Ainsi, dans la Cène chrétienne, comme dans le repas pascal on rappelle la mort et la résurrection de Jésus, comme dans les repas rituels du monde grec on insiste sur l’actualisation de sa Présence, enfin, on met l’accent sur la communauté de partage.
.1. La thèse luthérienne (Luther: 1483-1546).
– C’est la doctrine de la Consubstantiation: Dans la Cène, le pain et le vin à la fois restent pain et vin, et deviennent substantiellement corps et sang du Christ.
Affirmer la présence objective du Christ dans le pain et vin de la Cène est capital; sans donner d’explications sur la manière dont s’opère cette présence.
– Les textes luthériens soulignent très fortement que le sacrement n’est pas constitué seulement par le pain et le vin, mais par le pain et le vin précédés et accompagnés de la Parole: « saisis dans la Parole de Dieu et liés à elle ».
– Le sacrement est oeuvre de Dieu offerte à l’homme. Il intervient dans la relation du Christ avec le fidèle, il ne concerne qu’indirectement l’Eglise.
.2. La thèse de Zwingli (1484-1531, réformateur de Zurich).
– Après l’Ascension, le Christ n’est plus présent corporellement sur terre. Sa présence est spirituelle, autrement dit elle est assurée par le Saint-Esprit. Dans ce contexte, le sacrement a pour but de manifester, d’exprimer et d’extérioriser cette Présence vécue et sentie intérieurement.
– Le pain et le vin ne sont nullement les porteurs ou les véhicules de la présence du Christ. Ils en sont les signes. Quant aux expressions: « ceci signifie mon corps », « je suis le bon berger », « je suis la porte », sont pour Zwingli des métaphores.
– Le sacrement ne concerne pas la relation du croyant avec le Christ, mais la relation du croyant avec l’Eglise.
.3. La thèse de Calvin (1509-1564, réformateur de Genève).
– Le pain et le vin sont des signes du corps et du sang du Christ. En quelque sorte, le pain représente et figure le corps de Christ. Dans la cène, le pain et le vin restent ce qu’ils sont; ils ne sont pas transformés, changés ou convertis; ils ne deviennent pas autre chose.
– Le Saint-Esprit qui agit en nous rend le Christ véritablement présent dans la vie du croyant. Lorsque nous prenons le pain et le vin, Dieu nous donne intérieurement, par son Esprit, ce qui nous est représenté extérieurement par le pain et le vin.
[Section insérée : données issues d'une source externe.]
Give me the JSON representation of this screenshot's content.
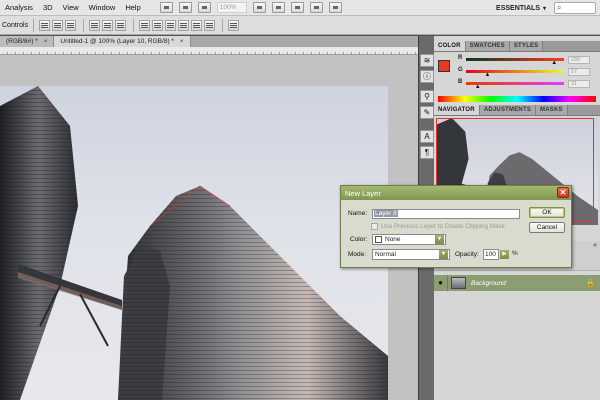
{
  "menu": {
    "items": [
      "Analysis",
      "3D",
      "View",
      "Window",
      "Help"
    ],
    "zoom_value": "100%",
    "workspace": "ESSENTIALS",
    "workspace_arrow": "▾",
    "search_icon": "⌕"
  },
  "options_bar": {
    "show_transform_controls": "Controls"
  },
  "doc_tabs": [
    {
      "label": "(RGB/8#) *",
      "close": "×"
    },
    {
      "label": "Untitled-1 @ 100% (Layer 10, RGB/8) *",
      "close": "×"
    }
  ],
  "panels": {
    "color_tabs": [
      "COLOR",
      "SWATCHES",
      "STYLES"
    ],
    "color": {
      "sliders": [
        {
          "label": "R",
          "value": "230",
          "pos": 0.9
        },
        {
          "label": "G",
          "value": "57",
          "pos": 0.22
        },
        {
          "label": "B",
          "value": "31",
          "pos": 0.12
        }
      ],
      "foreground_color": "#e63b1f"
    },
    "navigator_tabs": [
      "NAVIGATOR",
      "ADJUSTMENTS",
      "MASKS"
    ],
    "layer": {
      "name": "Background",
      "visibility_icon": "eye-icon",
      "lock_icon": "lock-icon"
    },
    "collapse_glyph": "«"
  },
  "dialog": {
    "title": "New Layer",
    "close_glyph": "✕",
    "name_label": "Name:",
    "name_value": "Layer 8",
    "clip_label": "Use Previous Layer to Create Clipping Mask",
    "color_label": "Color:",
    "color_value": "None",
    "mode_label": "Mode:",
    "mode_value": "Normal",
    "opacity_label": "Opacity:",
    "opacity_value": "100",
    "opacity_unit": "%",
    "ok_label": "OK",
    "cancel_label": "Cancel"
  },
  "colors": {
    "dialog_accent": "#8c9d71",
    "highlight_red": "#e8332c"
  }
}
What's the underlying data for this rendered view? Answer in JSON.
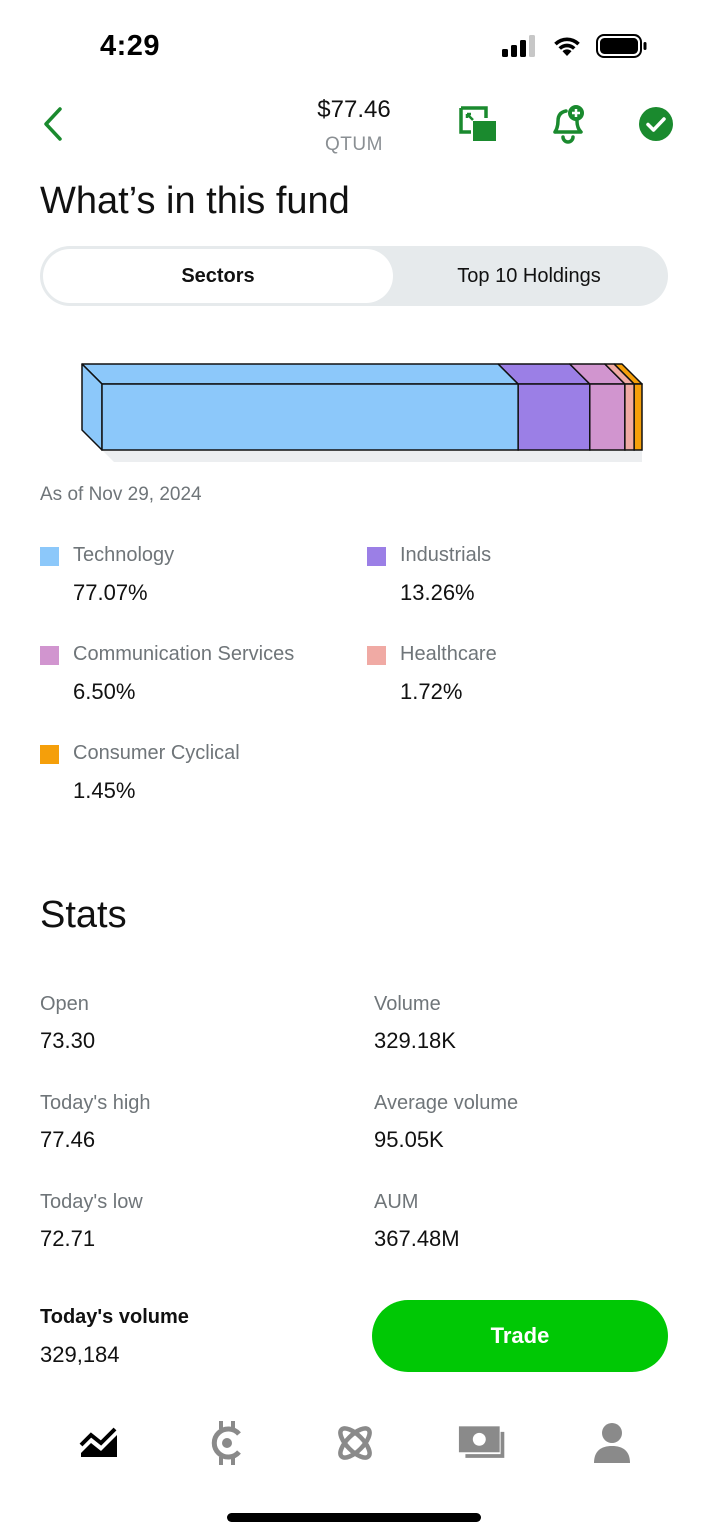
{
  "status_bar": {
    "time": "4:29"
  },
  "header": {
    "price": "$77.46",
    "symbol": "QTUM"
  },
  "fund": {
    "title": "What’s in this fund",
    "tabs": [
      {
        "label": "Sectors",
        "active": true
      },
      {
        "label": "Top 10 Holdings",
        "active": false
      }
    ],
    "as_of": "As of Nov 29, 2024",
    "sectors": [
      {
        "name": "Technology",
        "value": "77.07%",
        "pct": 77.07,
        "color": "#8cc8fa"
      },
      {
        "name": "Industrials",
        "value": "13.26%",
        "pct": 13.26,
        "color": "#9b7fe6"
      },
      {
        "name": "Communication Services",
        "value": "6.50%",
        "pct": 6.5,
        "color": "#d195cf"
      },
      {
        "name": "Healthcare",
        "value": "1.72%",
        "pct": 1.72,
        "color": "#f0aaa4"
      },
      {
        "name": "Consumer Cyclical",
        "value": "1.45%",
        "pct": 1.45,
        "color": "#f59f0a"
      }
    ]
  },
  "stats": {
    "title": "Stats",
    "items": [
      {
        "label": "Open",
        "value": "73.30"
      },
      {
        "label": "Volume",
        "value": "329.18K"
      },
      {
        "label": "Today's high",
        "value": "77.46"
      },
      {
        "label": "Average volume",
        "value": "95.05K"
      },
      {
        "label": "Today's low",
        "value": "72.71"
      },
      {
        "label": "AUM",
        "value": "367.48M"
      }
    ],
    "todays_volume_label": "Today's volume",
    "todays_volume_value": "329,184"
  },
  "actions": {
    "trade_label": "Trade"
  },
  "colors": {
    "brand_green": "#00c805",
    "icon_green": "#1a8a2e"
  },
  "tabbar": [
    "investing-icon",
    "browse-icon",
    "crypto-icon",
    "cash-icon",
    "account-icon"
  ]
}
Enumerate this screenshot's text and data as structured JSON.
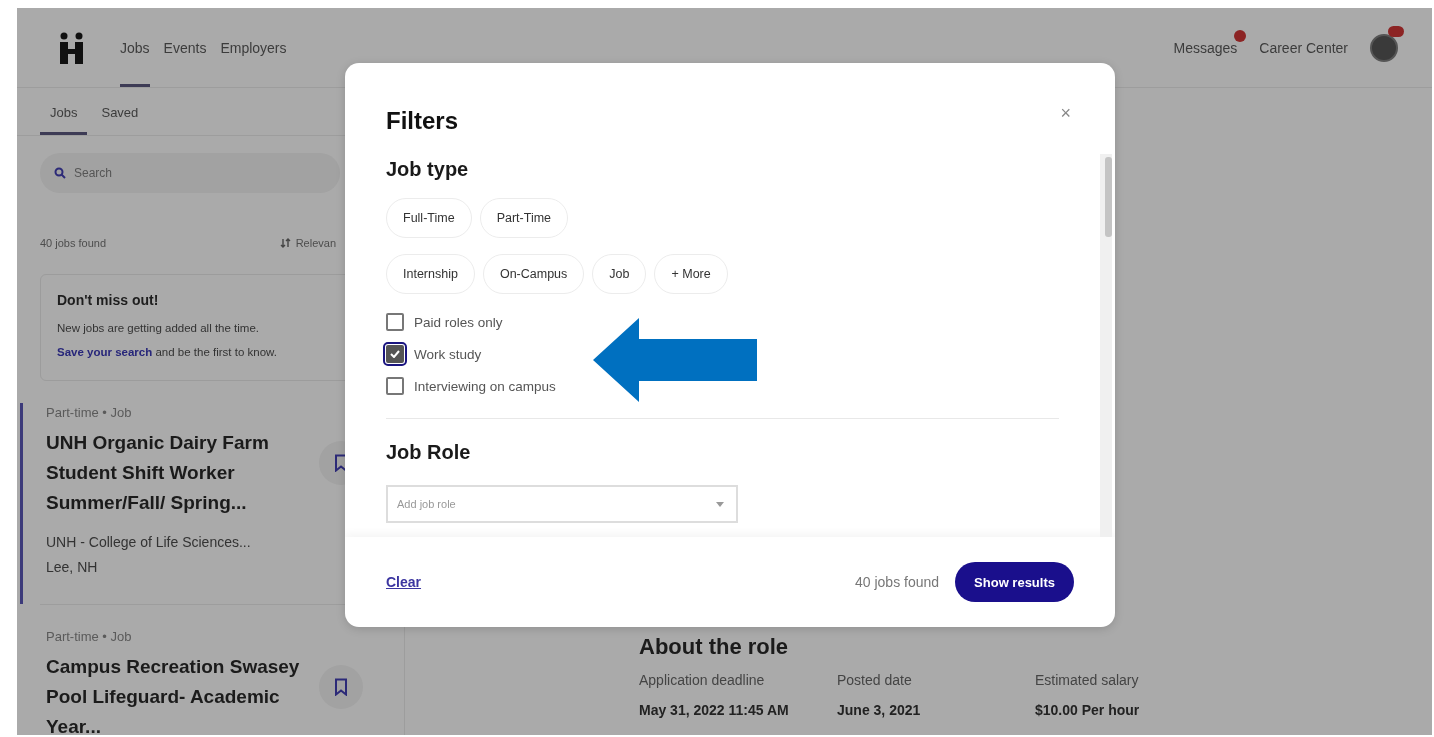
{
  "nav": {
    "links": [
      {
        "label": "Jobs",
        "selected": true
      },
      {
        "label": "Events",
        "selected": false
      },
      {
        "label": "Employers",
        "selected": false
      }
    ],
    "right": [
      {
        "kind": "link",
        "label": "Messages",
        "badge": true
      },
      {
        "kind": "link",
        "label": "Career Center",
        "badge": false
      },
      {
        "kind": "avatar",
        "badge": true
      }
    ]
  },
  "sidebar": {
    "tabs": [
      {
        "label": "Jobs",
        "selected": true
      },
      {
        "label": "Saved",
        "selected": false
      }
    ],
    "search": {
      "placeholder": "Search"
    },
    "count": "40 jobs found",
    "sort": "Relevan",
    "promo": {
      "title": "Don't miss out!",
      "text": "New jobs are getting added all the time.",
      "link": "Save your search",
      "after": " and be the first to know."
    },
    "jobs": [
      {
        "meta": "Part-time • Job",
        "title": "UNH Organic Dairy Farm Student Shift Worker Summer/Fall/ Spring...",
        "employer": "UNH - College of Life Sciences...",
        "location": "Lee, NH",
        "selected": true
      },
      {
        "meta": "Part-time • Job",
        "title": "Campus Recreation Swasey Pool Lifeguard- Academic Year...",
        "selected": false
      }
    ]
  },
  "details": {
    "heading": "About the role",
    "facts": [
      {
        "label": "Application deadline",
        "value": "May 31, 2022 11:45 AM"
      },
      {
        "label": "Posted date",
        "value": "June 3, 2021"
      },
      {
        "label": "Estimated salary",
        "value": "$10.00 Per hour"
      }
    ]
  },
  "modal": {
    "title": "Filters",
    "close": "×",
    "job_type": {
      "heading": "Job type",
      "chip_rows": [
        [
          {
            "label": "Full-Time",
            "selected": false
          },
          {
            "label": "Part-Time",
            "selected": false
          }
        ],
        [
          {
            "label": "Internship",
            "selected": false
          },
          {
            "label": "On-Campus",
            "selected": false
          },
          {
            "label": "Job",
            "selected": false
          },
          {
            "label": "+ More",
            "selected": false
          }
        ]
      ],
      "options": [
        {
          "label": "Paid roles only",
          "checked": false
        },
        {
          "label": "Work study",
          "checked": true
        },
        {
          "label": "Interviewing on campus",
          "checked": false
        }
      ]
    },
    "job_role": {
      "heading": "Job Role",
      "placeholder": "Add job role"
    },
    "footer": {
      "clear": "Clear",
      "count": "40 jobs found",
      "submit": "Show results"
    }
  }
}
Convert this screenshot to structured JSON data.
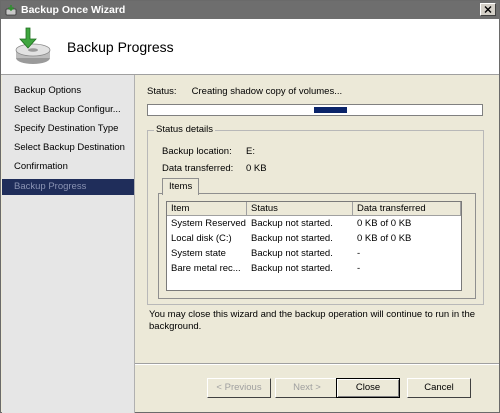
{
  "window": {
    "title": "Backup Once Wizard"
  },
  "header": {
    "title": "Backup Progress"
  },
  "nav": {
    "items": [
      {
        "label": "Backup Options"
      },
      {
        "label": "Select Backup Configur..."
      },
      {
        "label": "Specify Destination Type"
      },
      {
        "label": "Select Backup Destination"
      },
      {
        "label": "Confirmation"
      },
      {
        "label": "Backup Progress",
        "active": true
      }
    ]
  },
  "status": {
    "label": "Status:",
    "value": "Creating shadow copy of volumes..."
  },
  "details": {
    "legend": "Status details",
    "backup_location_label": "Backup location:",
    "backup_location_value": "E:",
    "data_transferred_label": "Data transferred:",
    "data_transferred_value": "0 KB",
    "tab_label": "Items",
    "columns": [
      "Item",
      "Status",
      "Data transferred"
    ],
    "rows": [
      {
        "item": "System Reserved",
        "status": "Backup not started.",
        "data": "0 KB of 0 KB"
      },
      {
        "item": "Local disk (C:)",
        "status": "Backup not started.",
        "data": "0 KB of 0 KB"
      },
      {
        "item": "System state",
        "status": "Backup not started.",
        "data": "-"
      },
      {
        "item": "Bare metal rec...",
        "status": "Backup not started.",
        "data": "-"
      }
    ]
  },
  "note": "You may close this wizard and the backup operation will continue to run in the background.",
  "buttons": {
    "previous": "< Previous",
    "next": "Next >",
    "close": "Close",
    "cancel": "Cancel"
  },
  "colors": {
    "nav_active_bg": "#1f2d5a",
    "progress_block": "#0a246a",
    "titlebar": "#6e6e6e"
  },
  "icons": {
    "titlebar": "backup-app-icon",
    "header": "backup-disk-icon",
    "close": "close-icon"
  }
}
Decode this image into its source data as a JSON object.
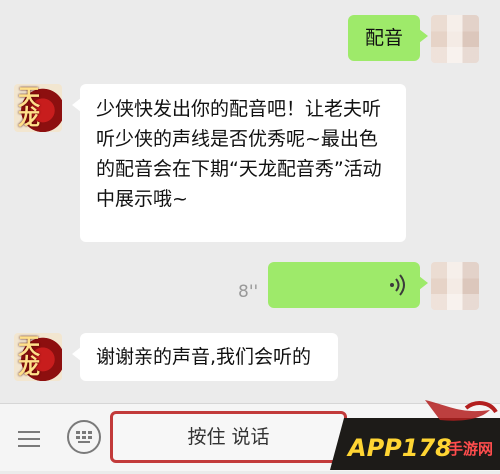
{
  "messages": {
    "m1_text": "配音",
    "m2_text": "少侠快发出你的配音吧！让老夫听听少侠的声线是否优秀呢~最出色的配音会在下期“天龙配音秀”活动中展示哦~",
    "m3_duration": "8''",
    "m4_text": "谢谢亲的声音,我们会听的"
  },
  "avatar": {
    "game_glyph": "天龙"
  },
  "bottom": {
    "hold_to_talk_label": "按住 说话",
    "menu_icon": "menu-icon",
    "keyboard_icon": "keyboard-icon"
  },
  "watermark": {
    "brand": "APP178",
    "suffix": "手游网"
  },
  "colors": {
    "bg": "#ebebeb",
    "green_bubble": "#9eea6a",
    "white_bubble": "#ffffff",
    "button_border": "#c23a3a",
    "wm_dark": "#1d1b18",
    "wm_text": "#ffd533"
  }
}
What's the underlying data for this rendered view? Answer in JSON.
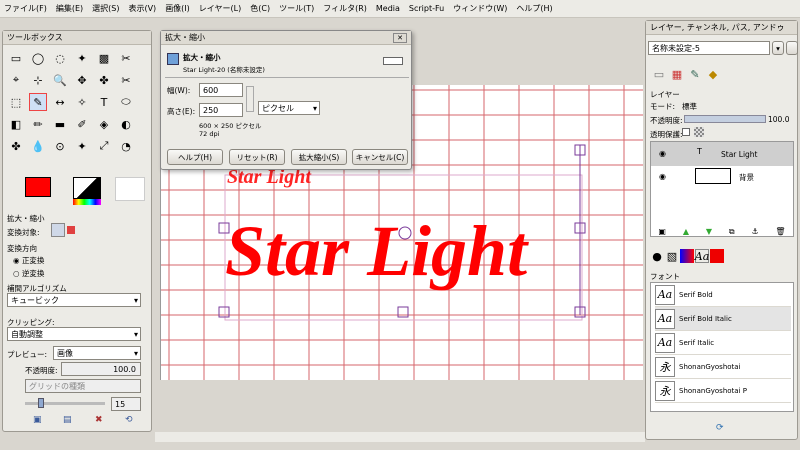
{
  "menu": [
    "ファイル(F)",
    "編集(E)",
    "選択(S)",
    "表示(V)",
    "画像(I)",
    "レイヤー(L)",
    "色(C)",
    "ツール(T)",
    "フィルタ(R)",
    "Media",
    "Script-Fu",
    "ウィンドウ(W)",
    "ヘルプ(H)"
  ],
  "toolbox": {
    "title": "ツールボックス",
    "options_title": "拡大・縮小",
    "transform_target": "変換対象:",
    "transform_direction": "変換方向",
    "dir_normal": "正変換",
    "dir_reverse": "逆変換",
    "interp_label": "補間アルゴリズム",
    "interp_value": "キュービック",
    "clipping_label": "クリッピング:",
    "clipping_value": "自動調整",
    "preview_label": "プレビュー:",
    "preview_value": "画像",
    "opacity_label": "不透明度:",
    "opacity_value": "100.0",
    "grid_label": "グリッドの種類",
    "grid_value": "15",
    "fg_color": "#ff0000",
    "bg_color": "#000000"
  },
  "dialog": {
    "title": "拡大・縮小",
    "heading": "拡大・縮小",
    "subtitle": "Star Light-20 (名称未設定)",
    "width_label": "幅(W):",
    "width_value": "600",
    "height_label": "高さ(E):",
    "height_value": "250",
    "unit": "ピクセル",
    "size_info": "600 × 250 ピクセル",
    "dpi": "72 dpi",
    "btn_help": "ヘルプ(H)",
    "btn_reset": "リセット(R)",
    "btn_scale": "拡大縮小(S)",
    "btn_cancel": "キャンセル(C)"
  },
  "canvas": {
    "text": "Star Light",
    "small_text": "Star Light",
    "text_color": "#ff0000"
  },
  "dock": {
    "title": "レイヤー, チャンネル, パス, アンドゥ",
    "image_select": "名称未設定-5",
    "layers_label": "レイヤー",
    "mode_label": "モード:",
    "mode_value": "標準",
    "opacity_label": "不透明度:",
    "opacity_value": "100.0",
    "lock_label": "透明保護:",
    "layers": [
      {
        "name": "Star Light"
      },
      {
        "name": "背景"
      }
    ],
    "fonts_label": "フォント",
    "fonts": [
      "Serif Bold",
      "Serif Bold Italic",
      "Serif Italic",
      "ShonanGyoshotai",
      "ShonanGyoshotai P"
    ]
  }
}
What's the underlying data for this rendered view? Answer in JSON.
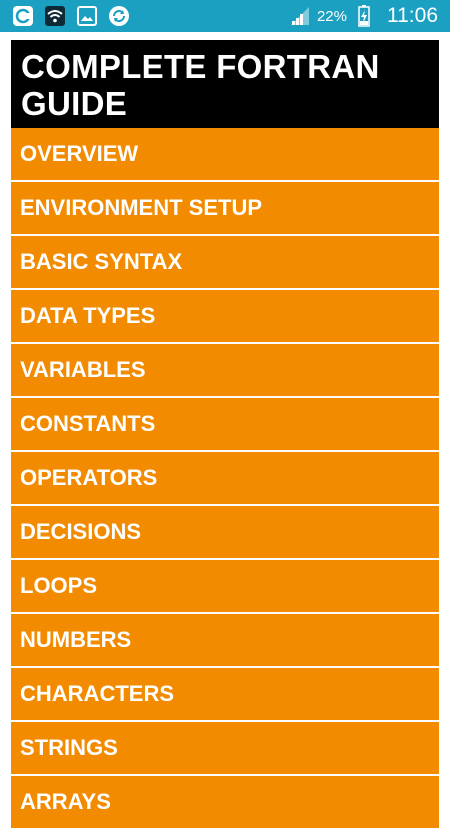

Le pain ne devient pas Christ, mais en recevant le pain nous recevons le Christ.
– La cène a deux fonctions: elle nourrit, fortifie, confirme la foi personnelle et elle est également le témoignage public de la foi, l’acte par lequel le fidèle manifeste devant les hommes son appartenance à Christ.
Ainsi Calvin ne choisit pas entre Luther et Zwingli, il associe les deux positions.
– En conclusion sur la Cène dans les Eglises du courant presbytéro-réformé.
Le trait commun des réformés est d’avoir transformé l’autel (du sacrifice), surélevé, en table de communion mise au centre de la communauté célébrante.
Ainsi, normalement, notre compréhension différente de la Cène par rapport à nos frères catholiques et luthériens, devrait aussi être visible dans la disposition même des lieux, l’utilisation d’un certain type de vaisselle, comme elle l’est, bien évidemment, dans le fait d’utiliser du pain ordinaire, « notre pain quotidien », et non des hosties.